Conflicts With Soviet Roots

I RECENTLY had the honor of hosting the ambassador of Bosnia at the Azerbaijan Embassy, where we signed documents to establish diplomatic relations between our two countries.

Bosnia and Azerbaijan have much in common. We are both secular Muslim countries emerging out of the wreckage of the Soviet Union. Azerbaijan, of course, is a former Soviet republic that gained independence when Soviet communism collapsed. Bosnia was a captive nation both within Eastern Europe and within former Yugoslavia. With the demise of the Soviet Union, each claimed its independence.

We are also alike in our desire to establish democracy and free markets. We both have highly educated work forces that, given the chance, will doubtless rebuild our countries and demonstrate the creativity and ingenuity that was subdued but not destroyed by communism.

Bosnia and Azerbaijan are multiethnic societies and wish to remain so. Both are primarily Muslim, but religious tolerance is extended to all.

Unfortunately, we also share another common characteristic: We are both embroiled in wars of ethnic origins that threaten the very future, and certainly the independence, of our countries. Both conflicts have been shrewdly and erroneously portrayed in the West as conflicts between Muslims and Christians. The truth is that both are wars of aggression in which the aggressor seeks territorial expansion at the point of a gun. Both involve an internal ethnic group, armed and supported by an outside country, which seeks to expand its national homeland through conquest.

Just as Serbia armed and provoked the Bosnian Serbs, Armenia armed the Nagorno-Karabakh Armenians and provoked them to declare unilateral independence. This was followed by a series of offensives that, as in Bosnia, have resulted in huge numbers of refugees (more than 1 million) and large areas of territory under military occupation. Serbia and Armenia initially claimed to have no involvement, until the fiction of their protestations became impossible to defend.

The United Nations, and most knowledgeable diplomats, know these conflicts are wars of territorial expansion, yet the world has done very little to stop the aggression. We get nice United Nations resolutions, telling the aggressors to stop, but nothing seems to happen. We have an excess of sympathy and a shortage of effective support.

However, there is an ironic difference between Bosnia's and Azerbaijan's relationship with the United States government.

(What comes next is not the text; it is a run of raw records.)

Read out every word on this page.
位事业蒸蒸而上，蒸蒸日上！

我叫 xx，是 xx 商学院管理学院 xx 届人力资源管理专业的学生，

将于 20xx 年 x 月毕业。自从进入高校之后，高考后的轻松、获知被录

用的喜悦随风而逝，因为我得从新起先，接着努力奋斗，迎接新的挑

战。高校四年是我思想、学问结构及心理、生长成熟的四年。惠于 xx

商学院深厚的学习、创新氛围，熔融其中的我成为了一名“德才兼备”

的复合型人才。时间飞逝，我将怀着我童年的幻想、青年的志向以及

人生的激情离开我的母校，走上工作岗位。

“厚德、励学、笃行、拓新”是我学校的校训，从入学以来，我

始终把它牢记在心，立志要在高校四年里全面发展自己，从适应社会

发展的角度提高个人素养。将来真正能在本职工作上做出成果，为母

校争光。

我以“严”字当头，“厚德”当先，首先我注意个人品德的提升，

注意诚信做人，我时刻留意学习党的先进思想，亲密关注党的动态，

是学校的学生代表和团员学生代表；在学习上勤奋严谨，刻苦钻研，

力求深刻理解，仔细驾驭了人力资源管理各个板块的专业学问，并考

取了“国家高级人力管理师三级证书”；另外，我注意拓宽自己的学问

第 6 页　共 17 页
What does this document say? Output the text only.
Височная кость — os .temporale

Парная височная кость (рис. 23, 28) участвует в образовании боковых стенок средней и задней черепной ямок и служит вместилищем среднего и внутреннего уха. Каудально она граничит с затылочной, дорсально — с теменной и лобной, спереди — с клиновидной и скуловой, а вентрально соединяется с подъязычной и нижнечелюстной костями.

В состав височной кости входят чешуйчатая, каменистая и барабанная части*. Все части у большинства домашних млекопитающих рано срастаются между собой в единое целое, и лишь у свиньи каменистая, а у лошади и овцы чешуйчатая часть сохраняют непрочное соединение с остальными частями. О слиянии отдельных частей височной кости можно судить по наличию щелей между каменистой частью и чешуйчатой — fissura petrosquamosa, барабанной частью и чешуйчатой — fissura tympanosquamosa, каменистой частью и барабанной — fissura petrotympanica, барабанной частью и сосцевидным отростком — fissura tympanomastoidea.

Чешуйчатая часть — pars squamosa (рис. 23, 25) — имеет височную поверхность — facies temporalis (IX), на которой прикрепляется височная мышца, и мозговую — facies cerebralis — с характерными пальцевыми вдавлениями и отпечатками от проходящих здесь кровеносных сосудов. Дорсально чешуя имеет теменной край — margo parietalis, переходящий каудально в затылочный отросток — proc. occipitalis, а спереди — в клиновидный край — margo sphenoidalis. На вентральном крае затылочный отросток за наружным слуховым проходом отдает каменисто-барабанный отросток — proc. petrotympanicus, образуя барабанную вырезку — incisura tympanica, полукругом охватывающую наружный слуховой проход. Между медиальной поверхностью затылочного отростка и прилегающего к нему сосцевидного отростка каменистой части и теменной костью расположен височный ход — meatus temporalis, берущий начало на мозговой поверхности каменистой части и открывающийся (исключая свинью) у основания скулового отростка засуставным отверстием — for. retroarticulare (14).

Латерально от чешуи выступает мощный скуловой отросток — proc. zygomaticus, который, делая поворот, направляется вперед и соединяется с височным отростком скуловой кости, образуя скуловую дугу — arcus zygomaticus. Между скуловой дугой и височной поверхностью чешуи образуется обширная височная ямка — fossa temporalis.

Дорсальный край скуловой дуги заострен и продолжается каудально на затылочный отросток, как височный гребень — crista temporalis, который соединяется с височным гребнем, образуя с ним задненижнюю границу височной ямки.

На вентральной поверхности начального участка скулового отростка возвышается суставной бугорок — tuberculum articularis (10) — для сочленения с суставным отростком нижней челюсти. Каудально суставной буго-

Bosnia receives very strong support in the US Congress but has had difficulty with the executive branch under Presidents Bush and Clinton.

Azerbaijan, on the other hand, has asked the American government to be impartial and play the role of an honest broker. Both the Bush and Clinton administrations have faithfully sought to play that role, but it is Congress that has tilted US policy toward Armenia, in direct contradiction to the United Nations and US administrations.

I have thought a lot about the similarities between Bosnia and Azerbaijan, and about the manner in which our countries have been dealt with by Congress and American administrations.

I can only conclude that many Americans do not understand the importance of and danger to the small, emerging secular Muslim countries of the world.

This inability of Congress and the executive branch to agree on policy reduces American effectiveness, confuses America's friends, and encourages the prolongation of conflicts.